Sitting on $560 million of monies received courtesy of the Master Settlement Agreement (MSA) resulting from a 1998 lawsuit against several tobacco manufacturers, Golden LEAF has proved itself to be highly redundant, and merely a “political tool.”
Yet during the last two difficult budget years here in North Carolina, Golden LEAF funds have remained untouched. Meanwhile, state budget writers have tapped numerous other trust funds to help fill the budget gap. Why has Golden LEAF money not been targeted? Is MSA money untouchable? Certainly not.

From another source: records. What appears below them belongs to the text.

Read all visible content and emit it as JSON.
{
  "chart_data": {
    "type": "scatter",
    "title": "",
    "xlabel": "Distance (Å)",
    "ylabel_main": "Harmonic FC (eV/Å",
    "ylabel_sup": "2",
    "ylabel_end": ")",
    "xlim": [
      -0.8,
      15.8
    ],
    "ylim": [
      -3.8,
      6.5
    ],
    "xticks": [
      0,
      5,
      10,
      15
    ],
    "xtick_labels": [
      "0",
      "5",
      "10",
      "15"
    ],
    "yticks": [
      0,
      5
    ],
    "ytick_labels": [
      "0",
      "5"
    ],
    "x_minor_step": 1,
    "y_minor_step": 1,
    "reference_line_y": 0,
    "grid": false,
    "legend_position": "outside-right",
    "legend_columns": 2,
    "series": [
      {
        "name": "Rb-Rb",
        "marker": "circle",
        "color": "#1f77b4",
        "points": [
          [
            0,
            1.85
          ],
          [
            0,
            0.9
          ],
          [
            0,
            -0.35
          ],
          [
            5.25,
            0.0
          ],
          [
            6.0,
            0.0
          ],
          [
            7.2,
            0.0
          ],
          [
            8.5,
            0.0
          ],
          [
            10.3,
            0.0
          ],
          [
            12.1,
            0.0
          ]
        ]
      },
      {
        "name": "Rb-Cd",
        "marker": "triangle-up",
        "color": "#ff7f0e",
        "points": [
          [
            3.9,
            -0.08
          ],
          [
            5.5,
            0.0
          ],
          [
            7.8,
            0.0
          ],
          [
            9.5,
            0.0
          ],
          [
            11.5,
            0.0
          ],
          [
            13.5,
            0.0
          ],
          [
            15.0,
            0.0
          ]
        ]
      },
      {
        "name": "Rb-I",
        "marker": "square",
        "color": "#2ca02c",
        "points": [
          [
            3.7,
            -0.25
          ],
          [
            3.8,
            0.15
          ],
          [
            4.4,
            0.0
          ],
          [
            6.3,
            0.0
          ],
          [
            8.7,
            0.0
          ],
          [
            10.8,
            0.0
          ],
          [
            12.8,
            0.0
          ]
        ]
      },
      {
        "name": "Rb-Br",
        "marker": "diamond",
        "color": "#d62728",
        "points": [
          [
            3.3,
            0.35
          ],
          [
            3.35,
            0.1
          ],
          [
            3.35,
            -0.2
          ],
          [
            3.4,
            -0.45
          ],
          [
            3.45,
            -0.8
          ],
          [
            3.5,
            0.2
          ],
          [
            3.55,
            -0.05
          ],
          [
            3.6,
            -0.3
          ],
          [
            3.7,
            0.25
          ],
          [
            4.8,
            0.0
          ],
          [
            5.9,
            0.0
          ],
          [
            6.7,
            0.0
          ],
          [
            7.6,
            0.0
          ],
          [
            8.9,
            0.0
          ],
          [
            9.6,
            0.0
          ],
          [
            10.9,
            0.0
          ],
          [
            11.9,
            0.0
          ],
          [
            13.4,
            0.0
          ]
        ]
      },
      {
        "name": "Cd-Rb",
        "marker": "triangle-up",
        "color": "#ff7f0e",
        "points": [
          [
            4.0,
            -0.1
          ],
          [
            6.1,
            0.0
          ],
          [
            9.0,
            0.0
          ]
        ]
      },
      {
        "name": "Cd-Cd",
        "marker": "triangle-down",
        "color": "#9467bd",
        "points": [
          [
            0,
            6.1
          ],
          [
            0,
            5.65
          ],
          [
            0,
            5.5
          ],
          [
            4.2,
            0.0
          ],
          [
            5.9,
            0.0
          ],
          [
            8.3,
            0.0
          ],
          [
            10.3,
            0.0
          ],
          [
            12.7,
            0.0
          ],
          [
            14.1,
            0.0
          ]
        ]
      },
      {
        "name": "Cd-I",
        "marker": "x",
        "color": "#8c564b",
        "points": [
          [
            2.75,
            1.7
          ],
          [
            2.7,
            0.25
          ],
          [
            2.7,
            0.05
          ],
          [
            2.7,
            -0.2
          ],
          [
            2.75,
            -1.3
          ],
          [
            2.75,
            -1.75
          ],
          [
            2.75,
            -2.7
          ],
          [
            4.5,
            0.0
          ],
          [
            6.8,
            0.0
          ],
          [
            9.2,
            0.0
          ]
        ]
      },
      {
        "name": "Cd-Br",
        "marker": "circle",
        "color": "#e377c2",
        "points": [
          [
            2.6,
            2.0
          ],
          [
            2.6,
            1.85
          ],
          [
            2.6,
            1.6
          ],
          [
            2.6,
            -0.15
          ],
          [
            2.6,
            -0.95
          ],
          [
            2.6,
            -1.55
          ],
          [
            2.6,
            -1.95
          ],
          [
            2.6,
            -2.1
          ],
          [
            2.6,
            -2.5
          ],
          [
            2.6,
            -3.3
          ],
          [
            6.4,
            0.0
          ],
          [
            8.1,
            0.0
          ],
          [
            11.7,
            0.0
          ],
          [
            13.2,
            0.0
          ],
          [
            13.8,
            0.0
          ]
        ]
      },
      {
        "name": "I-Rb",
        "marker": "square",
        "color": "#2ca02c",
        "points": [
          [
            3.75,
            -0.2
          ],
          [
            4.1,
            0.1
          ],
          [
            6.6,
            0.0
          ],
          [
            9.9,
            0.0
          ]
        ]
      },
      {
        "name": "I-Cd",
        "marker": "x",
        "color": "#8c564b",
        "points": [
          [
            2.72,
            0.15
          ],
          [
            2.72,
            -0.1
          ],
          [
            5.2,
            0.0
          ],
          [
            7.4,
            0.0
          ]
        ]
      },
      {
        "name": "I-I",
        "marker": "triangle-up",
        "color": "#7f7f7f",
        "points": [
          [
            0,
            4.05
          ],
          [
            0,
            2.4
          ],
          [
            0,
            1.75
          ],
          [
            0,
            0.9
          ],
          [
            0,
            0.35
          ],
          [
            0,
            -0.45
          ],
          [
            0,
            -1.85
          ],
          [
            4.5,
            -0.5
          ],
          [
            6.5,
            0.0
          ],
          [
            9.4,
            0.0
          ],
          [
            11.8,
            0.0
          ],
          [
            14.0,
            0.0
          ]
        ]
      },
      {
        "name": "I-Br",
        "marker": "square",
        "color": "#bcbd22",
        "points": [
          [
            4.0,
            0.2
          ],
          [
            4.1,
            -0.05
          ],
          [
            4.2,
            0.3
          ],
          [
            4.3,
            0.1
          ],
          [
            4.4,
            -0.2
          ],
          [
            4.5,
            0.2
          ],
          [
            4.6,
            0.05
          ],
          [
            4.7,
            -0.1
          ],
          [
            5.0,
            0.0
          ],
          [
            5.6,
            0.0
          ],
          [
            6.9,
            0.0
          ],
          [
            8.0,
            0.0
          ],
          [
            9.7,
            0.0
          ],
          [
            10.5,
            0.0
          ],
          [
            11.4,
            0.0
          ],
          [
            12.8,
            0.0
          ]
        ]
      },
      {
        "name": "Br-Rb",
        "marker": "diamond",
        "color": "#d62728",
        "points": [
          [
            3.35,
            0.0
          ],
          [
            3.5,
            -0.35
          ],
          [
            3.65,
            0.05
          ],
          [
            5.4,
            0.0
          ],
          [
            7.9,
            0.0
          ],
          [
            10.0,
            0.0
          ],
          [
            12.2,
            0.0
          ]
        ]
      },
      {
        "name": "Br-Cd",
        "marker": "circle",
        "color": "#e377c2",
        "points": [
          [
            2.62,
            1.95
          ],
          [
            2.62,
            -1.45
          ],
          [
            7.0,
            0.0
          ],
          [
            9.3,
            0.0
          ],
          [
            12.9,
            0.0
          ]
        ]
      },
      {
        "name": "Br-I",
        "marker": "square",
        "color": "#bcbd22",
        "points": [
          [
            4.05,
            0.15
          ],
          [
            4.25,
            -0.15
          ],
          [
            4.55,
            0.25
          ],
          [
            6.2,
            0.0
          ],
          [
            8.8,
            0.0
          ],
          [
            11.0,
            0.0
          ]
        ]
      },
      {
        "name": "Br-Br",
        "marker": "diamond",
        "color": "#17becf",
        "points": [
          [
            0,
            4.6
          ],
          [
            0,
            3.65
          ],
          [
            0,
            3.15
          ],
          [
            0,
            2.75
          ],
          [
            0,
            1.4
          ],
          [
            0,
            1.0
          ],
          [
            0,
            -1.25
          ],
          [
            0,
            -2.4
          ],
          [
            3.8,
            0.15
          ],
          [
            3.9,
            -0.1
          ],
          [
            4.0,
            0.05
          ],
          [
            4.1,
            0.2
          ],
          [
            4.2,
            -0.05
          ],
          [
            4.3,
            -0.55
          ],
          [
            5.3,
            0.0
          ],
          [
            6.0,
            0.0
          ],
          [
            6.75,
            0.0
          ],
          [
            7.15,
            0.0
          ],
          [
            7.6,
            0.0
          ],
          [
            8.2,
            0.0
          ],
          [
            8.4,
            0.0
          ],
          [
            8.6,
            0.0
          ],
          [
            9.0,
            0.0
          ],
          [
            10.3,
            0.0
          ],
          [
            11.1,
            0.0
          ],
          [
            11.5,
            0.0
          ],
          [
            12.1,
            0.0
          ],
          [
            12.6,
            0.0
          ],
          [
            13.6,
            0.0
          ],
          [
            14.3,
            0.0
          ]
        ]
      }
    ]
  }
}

The two other funds receiving and disbursing MSA monies (Health and Wellness Trust Fund and the Tobacco Trust Fund) have been tapped for countless millions over the past several years to help balance the state budget.
While school teachers are laid off and care to the elderly is curbed in order to balance the state budget, the organization that finances pirate ship restoration and beekeepers remains fully funded.
It wouldn’t have anything to do with the fact that Golden LEAF’s board of directors is filled with big-money political donors (see pg. 13), would it?